A2 Milk’s most critical business development focus was ensuring it delivered its full potential in China, the world’s largest formula market valued in the region at $26 billion.
A2 Milk continued to increase its market share in China, despite falling sales to daigou. The Australian Financial Review recently revealed that a2 milk’s biggest customer daigou hadn’t been buying any cans since march.
“We remain committed to the daigou channel and have increased our direct engagement and marketing support with more Daigou supporting the brand,” said Bortolussi.
Marketing increased 36% during 2022 to support business in China.
Bortolussi said the Shanghai closures actually helped sales, leading to some panic buying from March/April onwards. But he expects some of that consumer demand to decline this half. A2 Milk is raising prices to offset rising costs of doing business such as freight.
The number of births in China fell by 11.5% in 2022, and the birth rate is expected to decline further, presenting problems for the entire infant formula industry.
This decrease was partially offset by more households buying formula. But in volume terms, the overall market in China fell 4.3% in fiscal 2022, with several years of newborn declines impacting sales of stage 2 and stage 3 formula cans. it was partially offset by growth in stage 4 cans, which were targeted at young children.
Mr. Bortolussi told analysts it was easy to get caught up in the China birthrate headline, but looking at the segments a2 Milk played in, the premiumization trend continued to rise.
“It’s easy to get caught up in the birth rate shock, but overall, we only have a 4 or 5 percent share of the market, our brand is one of the best known from a consumer standpoint,” he said.
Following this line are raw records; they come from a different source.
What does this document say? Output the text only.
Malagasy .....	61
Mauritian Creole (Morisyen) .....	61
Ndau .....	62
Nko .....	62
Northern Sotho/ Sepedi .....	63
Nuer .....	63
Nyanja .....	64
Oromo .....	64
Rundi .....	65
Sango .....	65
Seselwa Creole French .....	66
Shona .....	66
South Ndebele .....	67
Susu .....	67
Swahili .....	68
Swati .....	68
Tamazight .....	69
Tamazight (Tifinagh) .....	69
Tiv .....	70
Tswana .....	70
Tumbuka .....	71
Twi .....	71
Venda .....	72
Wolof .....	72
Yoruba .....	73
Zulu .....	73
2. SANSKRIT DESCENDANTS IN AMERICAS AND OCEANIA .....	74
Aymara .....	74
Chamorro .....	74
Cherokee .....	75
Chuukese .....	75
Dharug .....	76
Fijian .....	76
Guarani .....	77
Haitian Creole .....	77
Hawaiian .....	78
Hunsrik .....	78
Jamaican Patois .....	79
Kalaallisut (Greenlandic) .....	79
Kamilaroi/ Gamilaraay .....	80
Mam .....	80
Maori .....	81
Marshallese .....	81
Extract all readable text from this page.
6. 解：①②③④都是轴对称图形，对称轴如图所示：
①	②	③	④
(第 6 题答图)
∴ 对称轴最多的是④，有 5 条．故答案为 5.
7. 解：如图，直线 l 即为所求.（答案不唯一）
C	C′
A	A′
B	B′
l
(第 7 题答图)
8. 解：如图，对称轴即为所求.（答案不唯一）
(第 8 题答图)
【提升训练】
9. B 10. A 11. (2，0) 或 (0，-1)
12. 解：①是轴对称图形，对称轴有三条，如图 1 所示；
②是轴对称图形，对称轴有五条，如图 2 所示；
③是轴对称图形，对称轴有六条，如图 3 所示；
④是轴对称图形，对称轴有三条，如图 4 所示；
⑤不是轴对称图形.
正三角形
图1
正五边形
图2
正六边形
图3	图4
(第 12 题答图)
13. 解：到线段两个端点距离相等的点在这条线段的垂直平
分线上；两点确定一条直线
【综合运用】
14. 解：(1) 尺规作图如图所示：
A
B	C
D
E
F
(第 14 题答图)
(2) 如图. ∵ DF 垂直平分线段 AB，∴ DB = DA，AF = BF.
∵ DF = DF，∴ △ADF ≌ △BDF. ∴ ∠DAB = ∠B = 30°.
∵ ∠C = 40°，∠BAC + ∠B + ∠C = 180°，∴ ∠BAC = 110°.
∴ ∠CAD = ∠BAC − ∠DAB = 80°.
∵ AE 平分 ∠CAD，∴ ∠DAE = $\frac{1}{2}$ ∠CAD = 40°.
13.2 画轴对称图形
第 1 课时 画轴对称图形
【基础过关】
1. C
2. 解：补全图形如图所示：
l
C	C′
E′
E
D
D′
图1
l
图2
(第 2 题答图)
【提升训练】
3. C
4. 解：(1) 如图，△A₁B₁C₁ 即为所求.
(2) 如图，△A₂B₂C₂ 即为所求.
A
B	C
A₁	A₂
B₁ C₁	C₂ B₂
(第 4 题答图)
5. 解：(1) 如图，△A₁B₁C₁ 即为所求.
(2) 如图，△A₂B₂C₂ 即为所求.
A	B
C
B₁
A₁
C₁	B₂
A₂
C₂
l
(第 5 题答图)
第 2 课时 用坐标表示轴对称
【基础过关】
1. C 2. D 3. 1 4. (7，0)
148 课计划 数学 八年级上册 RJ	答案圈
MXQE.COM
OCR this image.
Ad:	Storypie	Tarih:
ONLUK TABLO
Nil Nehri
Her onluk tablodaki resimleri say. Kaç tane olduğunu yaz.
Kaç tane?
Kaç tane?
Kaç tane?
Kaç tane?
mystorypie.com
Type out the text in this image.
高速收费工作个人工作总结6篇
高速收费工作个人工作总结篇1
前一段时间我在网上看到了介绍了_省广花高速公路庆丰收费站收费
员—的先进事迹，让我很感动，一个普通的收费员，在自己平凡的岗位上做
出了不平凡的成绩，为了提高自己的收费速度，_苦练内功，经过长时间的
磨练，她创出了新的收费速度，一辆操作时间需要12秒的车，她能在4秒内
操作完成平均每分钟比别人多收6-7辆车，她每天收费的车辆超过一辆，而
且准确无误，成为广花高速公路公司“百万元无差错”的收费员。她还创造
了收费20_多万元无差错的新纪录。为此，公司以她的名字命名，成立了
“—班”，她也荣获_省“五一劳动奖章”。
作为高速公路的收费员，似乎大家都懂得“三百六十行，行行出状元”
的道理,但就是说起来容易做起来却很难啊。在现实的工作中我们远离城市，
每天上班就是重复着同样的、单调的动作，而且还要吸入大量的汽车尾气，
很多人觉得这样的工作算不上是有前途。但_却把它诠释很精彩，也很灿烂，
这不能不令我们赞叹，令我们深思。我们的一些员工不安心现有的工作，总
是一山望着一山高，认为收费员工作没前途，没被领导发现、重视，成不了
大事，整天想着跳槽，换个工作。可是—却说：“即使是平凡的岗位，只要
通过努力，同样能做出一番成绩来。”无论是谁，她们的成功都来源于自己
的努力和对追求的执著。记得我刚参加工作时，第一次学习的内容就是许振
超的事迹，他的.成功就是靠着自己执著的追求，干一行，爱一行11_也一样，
Mr. Bortolussi said that the ultra-premium segment continued to grow, as did the a2 protein category, which puts a2 Milk in a good position as a pioneer in this category.
Sales of labeled infant formula in China are expected to increase this year with significant growth in sales this half, while second half sales growth is expected to be affected by the transition to the new GB registration pending the company.
Mr. Bortolussi cautioned that while its registration process with the China State Administration of Market Regulation for its China-labeled formula product was being processed with its New Zealand partner Synlait, the timing of any approval was uncertain. .
He hopes to get an extension of the current registration next month, but China-labeled formula cans made after February 21 next year must meet the new GB standard.
The company has also announced the appointment of David Wang as a non-executive director, while Vice President Julia Hoare plans to step down after interim 2023 results in February.